Like that, I was given my new name: Jangmi. Rose, a lovely, thorny name that suited me. So easily, one life ended and another began.

He stroked his
eomma
's hand, which was rough from farm-work, more in the way of a lover than a son. I didn't like seeing that. No woman wanted her man beholden to his
eomma,
even if she did live far away. He said, “Anyway, she's beautiful like I said, isn't she? I know how to pick them.”

“She's too pretty.” Her lips pressed together. “Good-looking girls are too demanding.”

When you have nothing, you grow up taking. You steal and cheat if you have to. What I knew was that you never got what you wanted if you didn't take it, so I took the first thing I saw: I plucked the pink carnation from my mother-in-law's buttonhole and held it to my nose.

 • • • 

That was the way I was. Not soft, though I looked like I would be soft. I was all gristle and bone and rage. All muscle and metal. I believed I had experienced everything, though I had never been in love.

Numb to pain and fear was how I wanted to be as we drove afterward in a boxy red car to Seongsik's apartment, passing concrete buildings that I couldn't tell apart from one another. The skyline blinded me with its glowing signs—neon, he called it. But it was the hundreds of motorcycles flying past that I couldn't stop staring at. I promised myself that I would become like one of those women who looked so fearless, so free, riding alone on the enormous steel machines.

“Here we are!” Seongsik rushed to open the car door for me.

Dusk reflected off his apartment building and made the windows opaque. This is where you belong, the building's yellow facade seemed to say to me. This is all you're worth, the puddle of urine we passed on the stairwell reminded me. We followed the smoke stains that wound straight up four flights of stairs. All at once the great, terrible China seemed to declare, I'm a building you're unable to leave, and you, you belong to me. I pushed those voices away; I reminded myself that the grim walls only obscured the somewhere beyond. Beyond. It was another name for hope.

I didn't know how to read this world yet. So when Seongsik, still a rabbit-faced stranger to me, opened the front door and the dark hall flooded with chanting, deep and otherworldly, I didn't understand that this was choral music. In the swell of sound that ballooned out of the apartment, I heard the sadness of my
eomma,
my
abeoji.
The people and the past I had abandoned. I fled for the stairs we had just climbed up.

“Where are you going?” He seized me by my hair.
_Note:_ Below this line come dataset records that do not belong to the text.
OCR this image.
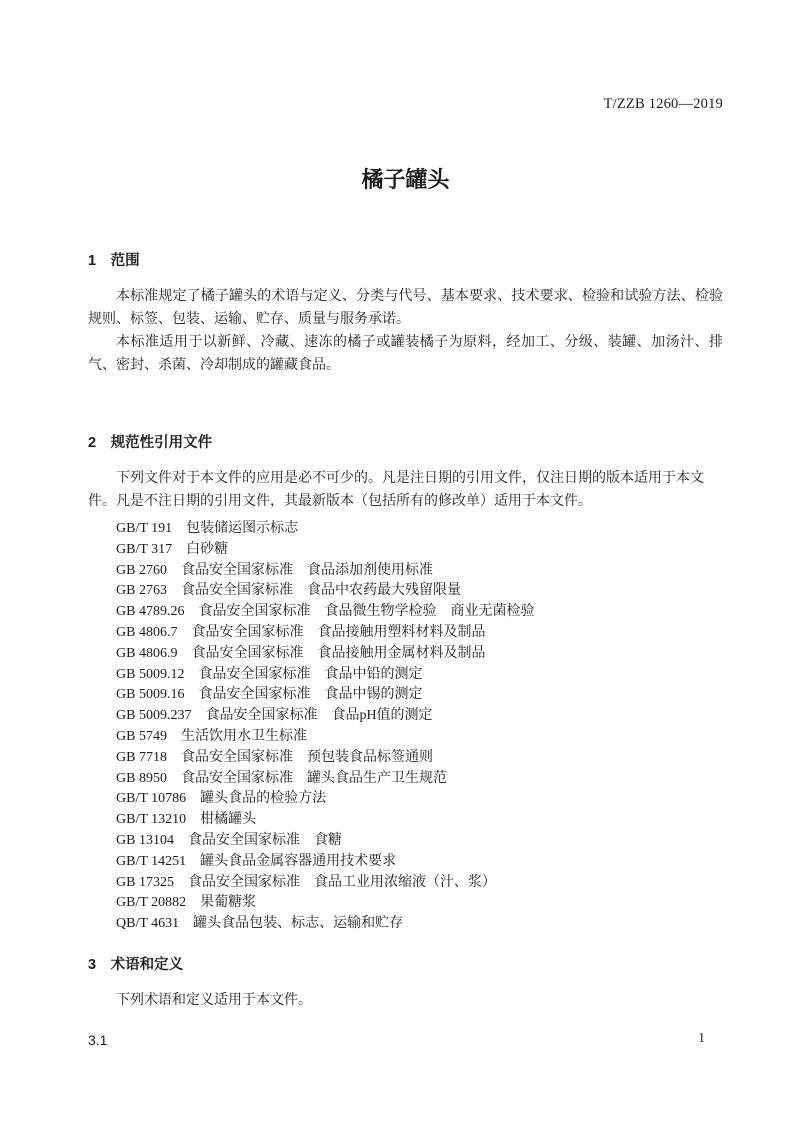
T/ZZB 1260—2019
橘子罐头
1　范围

本标准规定了橘子罐头的术语与定义、分类与代号、基本要求、技术要求、检验和试验方法、检验规则、标签、包装、运输、贮存、质量与服务承诺。

本标准适用于以新鲜、冷藏、速冻的橘子或罐装橘子为原料，经加工、分级、装罐、加汤汁、排气、密封、杀菌、冷却制成的罐藏食品。

2　规范性引用文件

下列文件对于本文件的应用是必不可少的。凡是注日期的引用文件，仅注日期的版本适用于本文件。凡是不注日期的引用文件，其最新版本（包括所有的修改单）适用于本文件。

GB/T 191　包装储运图示标志
GB/T 317　白砂糖
GB 2760　食品安全国家标准　食品添加剂使用标准
GB 2763　食品安全国家标准　食品中农药最大残留限量
GB 4789.26　食品安全国家标准　食品微生物学检验　商业无菌检验
GB 4806.7　食品安全国家标准　食品接触用塑料材料及制品
GB 4806.9　食品安全国家标准　食品接触用金属材料及制品
GB 5009.12　食品安全国家标准　食品中铅的测定
GB 5009.16　食品安全国家标准　食品中锡的测定
GB 5009.237　食品安全国家标准　食品pH值的测定
GB 5749　生活饮用水卫生标准
GB 7718　食品安全国家标准　预包装食品标签通则
GB 8950　食品安全国家标准　罐头食品生产卫生规范
GB/T 10786　罐头食品的检验方法
GB/T 13210　柑橘罐头
GB 13104　食品安全国家标准　食糖
GB/T 14251　罐头食品金属容器通用技术要求
GB 17325　食品安全国家标准　食品工业用浓缩液（汁、浆）
GB/T 20882　果葡糖浆
QB/T 4631　罐头食品包装、标志、运输和贮存
3　术语和定义

下列术语和定义适用于本文件。

3.1	1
I ripped away from him, my scalp burning. A long coil lay limp in his fist. He forced me to the floor by the shoulders, straddled and pinned me to the cement.

“Where do you think you're going?” he said again.

I pleaded into his face that was tight with disappointment. I choked out, “Don't you hear them? The voices of ghosts?”

For a man like him, the sight of my retreating back must have been the history of all departing women. Only when I kept explaining did he understand that I was running, but not from him.

“I'm sorry, I'm so sorry.” He let me go.

Inside the apartment, after he turned the music off and brewed a pot of jasmine tea, he broke the silence. “It's Bach, choral music. I had it set on repeat, for your arrival. Don't be scared.”